L'intelligence économique, c'est très précisément « la maîtrise et la protection d'informations stratégiques utiles pour tous les décideurs ». Dans le cas des entreprises, cela siginifie utiliser tous les moyens légaux d'information pour comprendre ce qui se passe ailleurs et pour rester compétitif. Cela veut dire innover, en sachant protéger ses innovations. La France s'y est mise activement depuis 2002, beaucoup plus tard que les Etats-Unis ou les pays anglo-saxons, par exemple. En matière de protection de l'information, les Français sont d'une naïveté, disons-le, confondante ! Le gouvernement mise aujourd'hui sur cette « intelligence économique » pour préserver notre tissu industriel. L'enjeu concerne plutôt les petites et moyennes entreprises que les multinationales, aguerries au procédé.

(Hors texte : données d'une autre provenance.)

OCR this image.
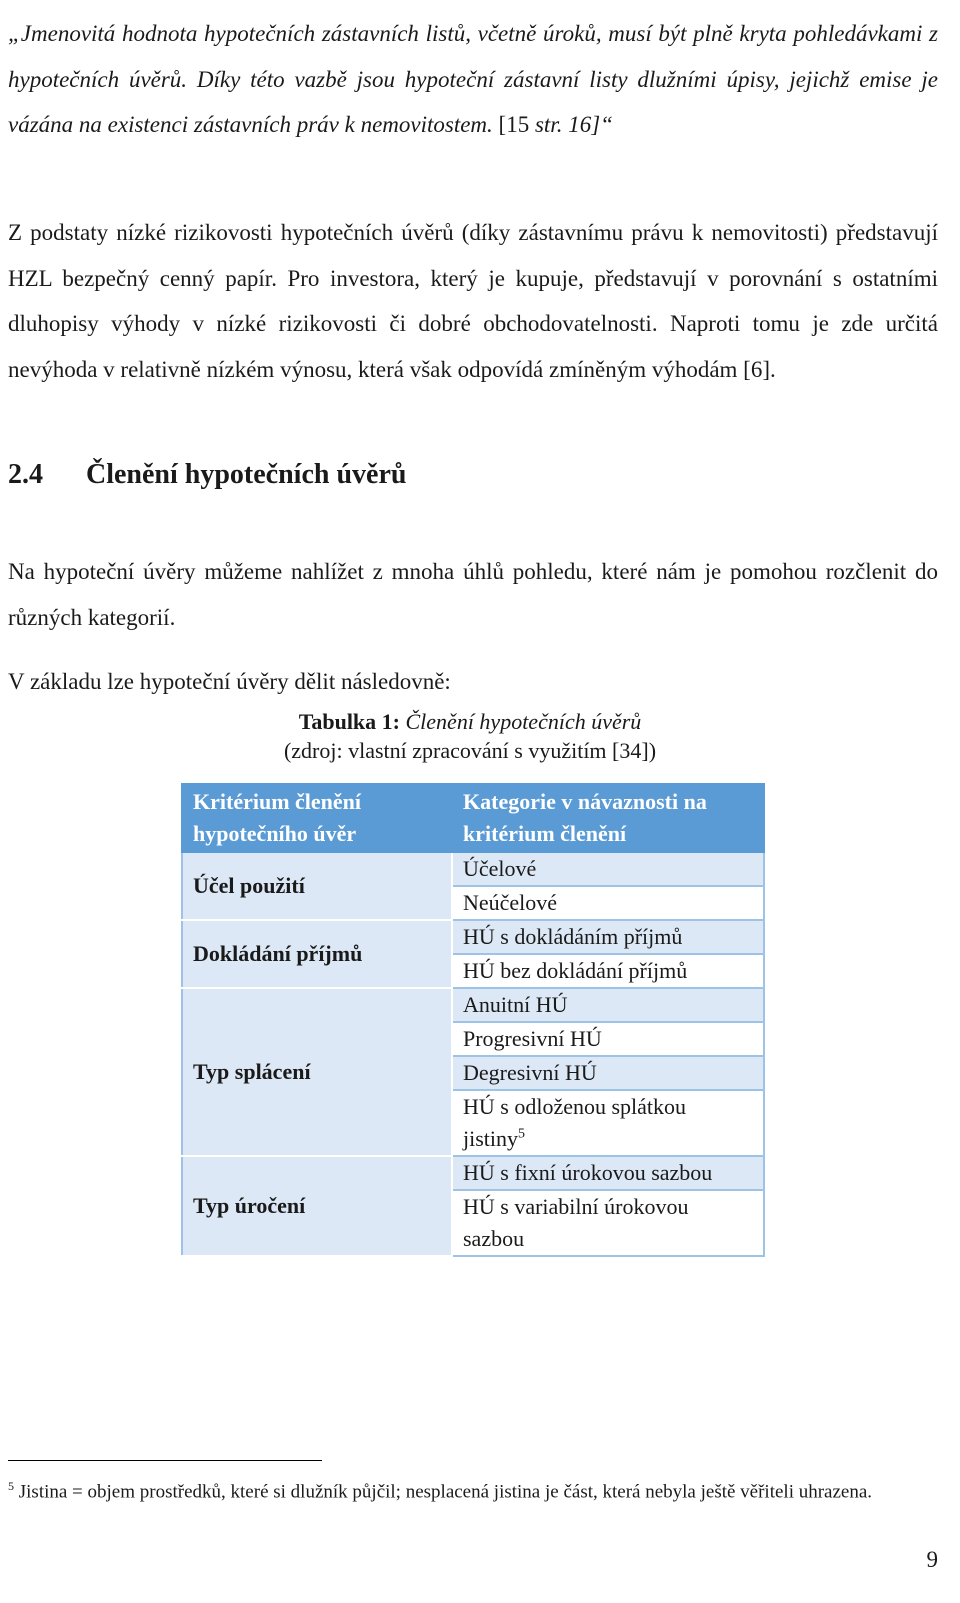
„Jmenovitá hodnota hypotečních zástavních listů, včetně úroků, musí být plně kryta pohledávkami z hypotečních úvěrů. Díky této vazbě jsou hypoteční zástavní listy dlužními úpisy, jejichž emise je vázána na existenci zástavních práv k nemovitostem. [15 str. 16]“

Z podstaty nízké rizikovosti hypotečních úvěrů (díky zástavnímu právu k nemovitosti) představují HZL bezpečný cenný papír. Pro investora, který je kupuje, představují v porovnání s ostatními dluhopisy výhody v nízké rizikovosti či dobré obchodovatelnosti. Naproti tomu je zde určitá nevýhoda v relativně nízkém výnosu, která však odpovídá zmíněným výhodám [6].

2.4 Členění hypotečních úvěrů

Na hypoteční úvěry můžeme nahlížet z mnoha úhlů pohledu, které nám je pomohou rozčlenit do různých kategorií.

V základu lze hypoteční úvěry dělit následovně:

Tabulka 1: Členění hypotečních úvěrů
(zdroj: vlastní zpracování s využitím [34])
Kritérium členění hypotečního úvěr	Kategorie v návaznosti na kritérium členění
Účel použití	Účelové
	Neúčelové
Dokládání příjmů	HÚ s dokládáním příjmů
	HÚ bez dokládání příjmů
Typ splácení	Anuitní HÚ
	Progresivní HÚ
	Degresivní HÚ
	HÚ s odloženou splátkou jistiny$^5$
Typ úročení	HÚ s fixní úrokovou sazbou
	HÚ s variabilní úrokovou sazbou
$^5$ Jistina = objem prostředků, které si dlužník půjčil; nesplacená jistina je část, která nebyla ještě věřiteli uhrazena.
9
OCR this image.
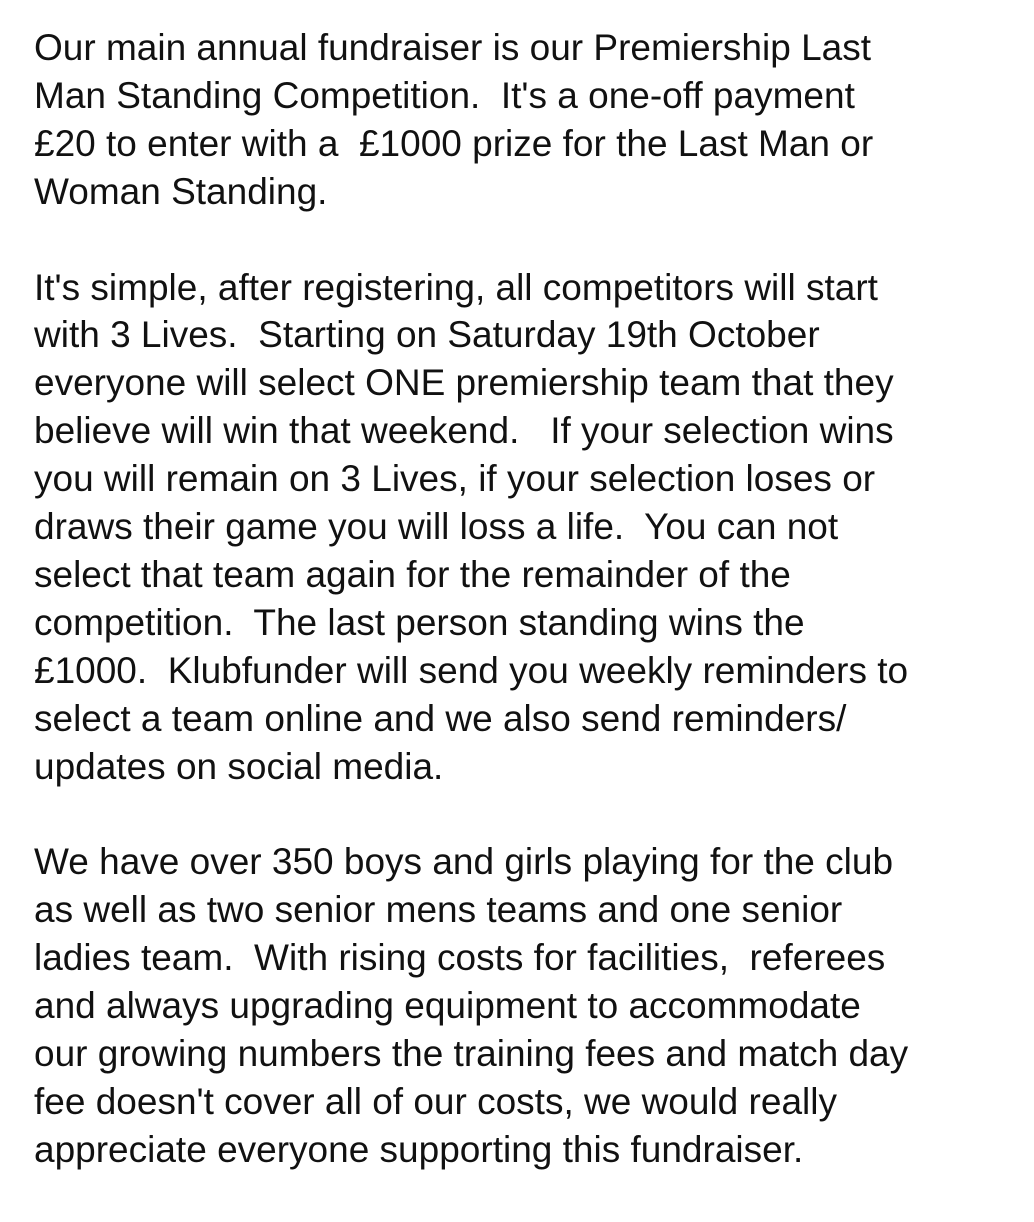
Our main annual fundraiser is our Premiership Last
Man Standing Competition.  It's a one-off payment
£20 to enter with a  £1000 prize for the Last Man or
Woman Standing.

It's simple, after registering, all competitors will start
with 3 Lives.  Starting on Saturday 19th October
everyone will select ONE premiership team that they
believe will win that weekend.   If your selection wins
you will remain on 3 Lives, if your selection loses or
draws their game you will loss a life.  You can not
select that team again for the remainder of the
competition.  The last person standing wins the
£1000.  Klubfunder will send you weekly reminders to
select a team online and we also send reminders/
updates on social media.

We have over 350 boys and girls playing for the club
as well as two senior mens teams and one senior
ladies team.  With rising costs for facilities,  referees
and always upgrading equipment to accommodate
our growing numbers the training fees and match day
fee doesn't cover all of our costs, we would really
appreciate everyone supporting this fundraiser.
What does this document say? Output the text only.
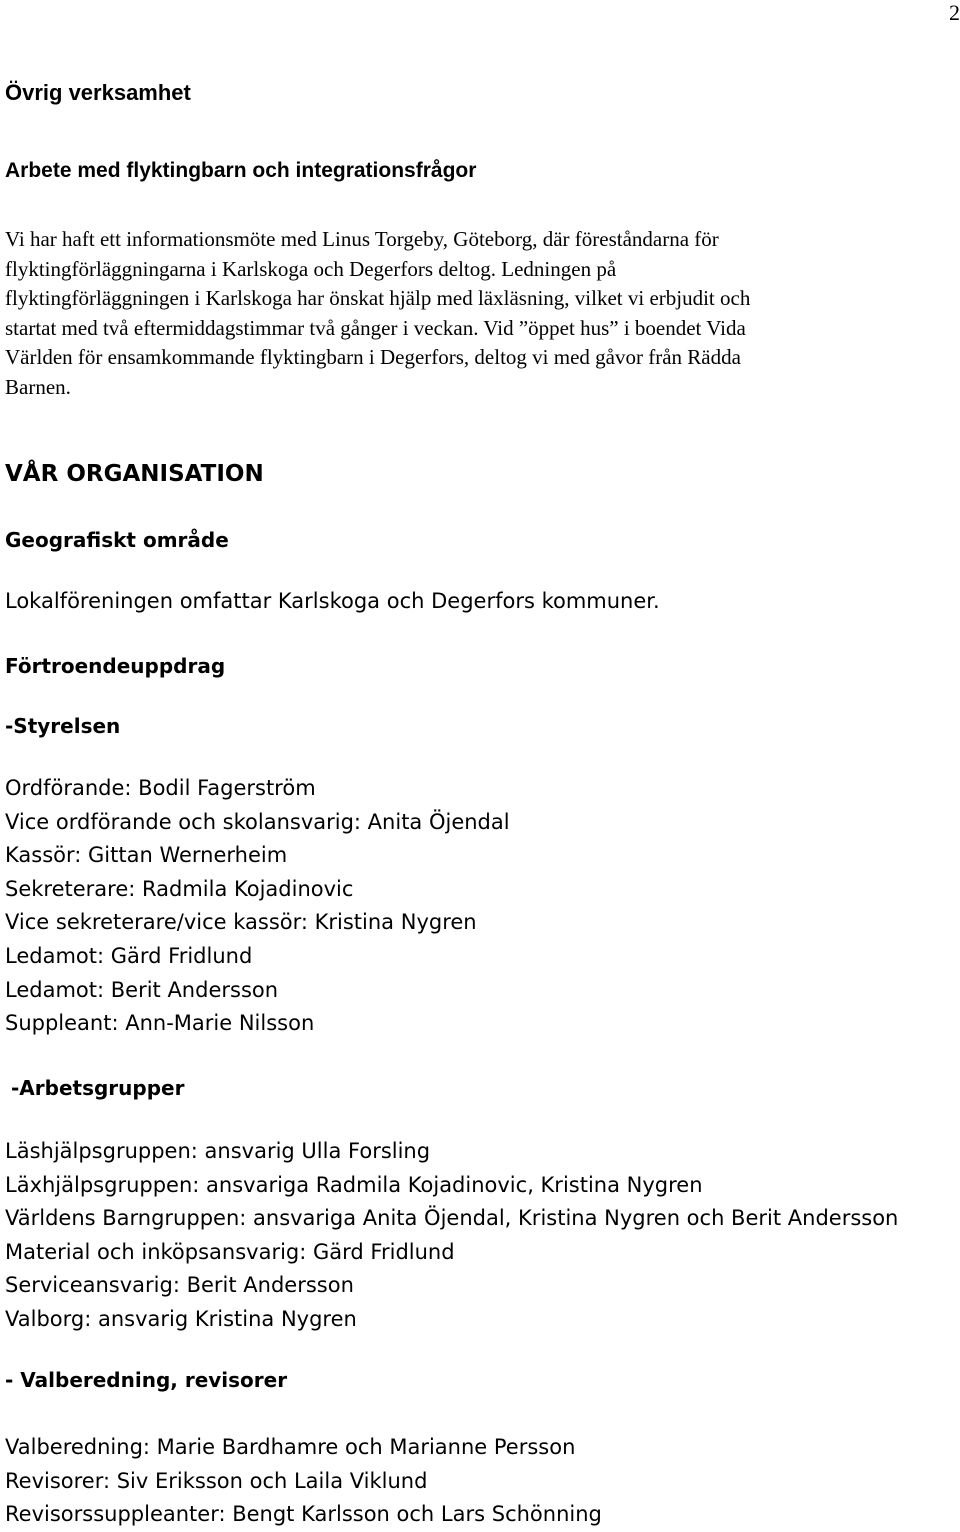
2
Övrig verksamhet
Arbete med flyktingbarn och integrationsfrågor
Vi har haft ett informationsmöte med Linus Torgeby, Göteborg, där föreståndarna för
flyktingförläggningarna i Karlskoga och Degerfors deltog. Ledningen på
flyktingförläggningen i Karlskoga har önskat hjälp med läxläsning, vilket vi erbjudit och
startat med två eftermiddagstimmar två gånger i veckan. Vid ”öppet hus” i boendet Vida
Världen för ensamkommande flyktingbarn i Degerfors, deltog vi med gåvor från Rädda
Barnen.
VÅR ORGANISATION
Geografiskt område

Lokalföreningen omfattar Karlskoga och Degerfors kommuner.

Förtroendeuppdrag
-Styrelsen
Ordförande: Bodil Fagerström
Vice ordförande och skolansvarig: Anita Öjendal
Kassör: Gittan Wernerheim
Sekreterare: Radmila Kojadinovic
Vice sekreterare/vice kassör: Kristina Nygren
Ledamot: Gärd Fridlund
Ledamot: Berit Andersson
Suppleant: Ann-Marie Nilsson
-Arbetsgrupper
Läshjälpsgruppen: ansvarig Ulla Forsling
Läxhjälpsgruppen: ansvariga Radmila Kojadinovic, Kristina Nygren
Världens Barngruppen: ansvariga Anita Öjendal, Kristina Nygren och Berit Andersson
Material och inköpsansvarig: Gärd Fridlund
Serviceansvarig: Berit Andersson
Valborg: ansvarig Kristina Nygren
- Valberedning, revisorer
Valberedning: Marie Bardhamre och Marianne Persson
Revisorer: Siv Eriksson och Laila Viklund
Revisorssuppleanter: Bengt Karlsson och Lars Schönning
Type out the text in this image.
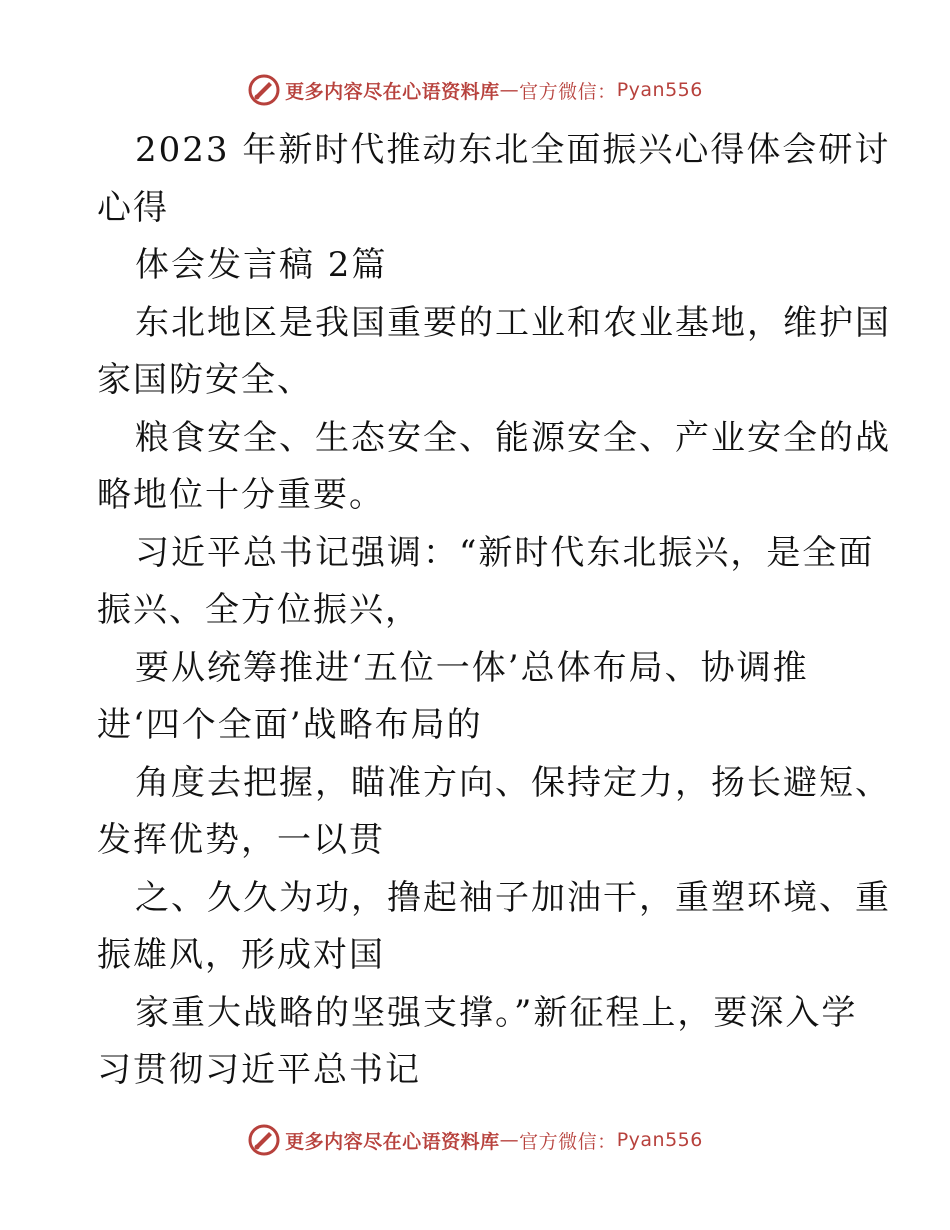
更多内容尽在心语资料库 — 官方微信： Pyan556

2023 年新时代推动东北全面振兴心得体会研讨

心得

体会发言稿 2篇

东北地区是我国重要的工业和农业基地，维护国

家国防安全、

粮食安全、生态安全、能源安全、产业安全的战

略地位十分重要。

习近平总书记强调：“新时代东北振兴，是全面

振兴、全方位振兴，

要从统筹推进‘五位一体’总体布局、协调推

进‘四个全面’战略布局的

角度去把握，瞄准方向、保持定力，扬长避短、

发挥优势，一以贯

之、久久为功，撸起袖子加油干，重塑环境、重

振雄风，形成对国

家重大战略的坚强支撑。”新征程上，要深入学

习贯彻习近平总书记

更多内容尽在心语资料库 — 官方微信： Pyan556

Les PME ont les moyens, selon-vous, de s'engager dans cette « guerre de la connaissance ? »
Absolument. On entre dans un monde concurrentiel comme nous n'en avons jamais connu. Au lieu d'en avoir peur, il faut ouvrir l'oeil, se montrer curieux et apprendre à détecter ces opportunités formidables, là où elles se trouvent. Bien sûr, il y a des techniques à acquérir. Un partenariat comme celui initié à Morlaix va dans ce sens.
Avez-vous des exemples concrets de réussites liées à cette intelligence économique ?
Le succès d'Ikéa dans le monde en est une parfaite illustration. L'ascension du morlaisien Jo Le Mer est également, sur le terrain local, un bon exemple puisque Giannoni-Sermeta livre ses échangeurs de chaudières dans le monde entier, sans s'être fait copier ! Je peux encore vous parler de ces deux viticulteurs, installés en GAEC dans le Bordelais, qui, au lieu de s'acharner à exporter leur production, ont trouvé une « niche » lucrative à l'autre bout du monde. Ils ont repris la fabrication du « sirop de vin », dont les vieux Chinois raffolent et qu'ils ne trouvent plus chez eux. Et que dire de l'inventeur des lunettes en titane, installé depuis dix ans environ en PME en région parisienne ? Pour ne pas être copié, il attaque systématiquement en justice tous ceux qui réutilisent le procédé. Cette veille systématique paye. Il est aujourd'hui le seul à exploiter son brevet dans le monde.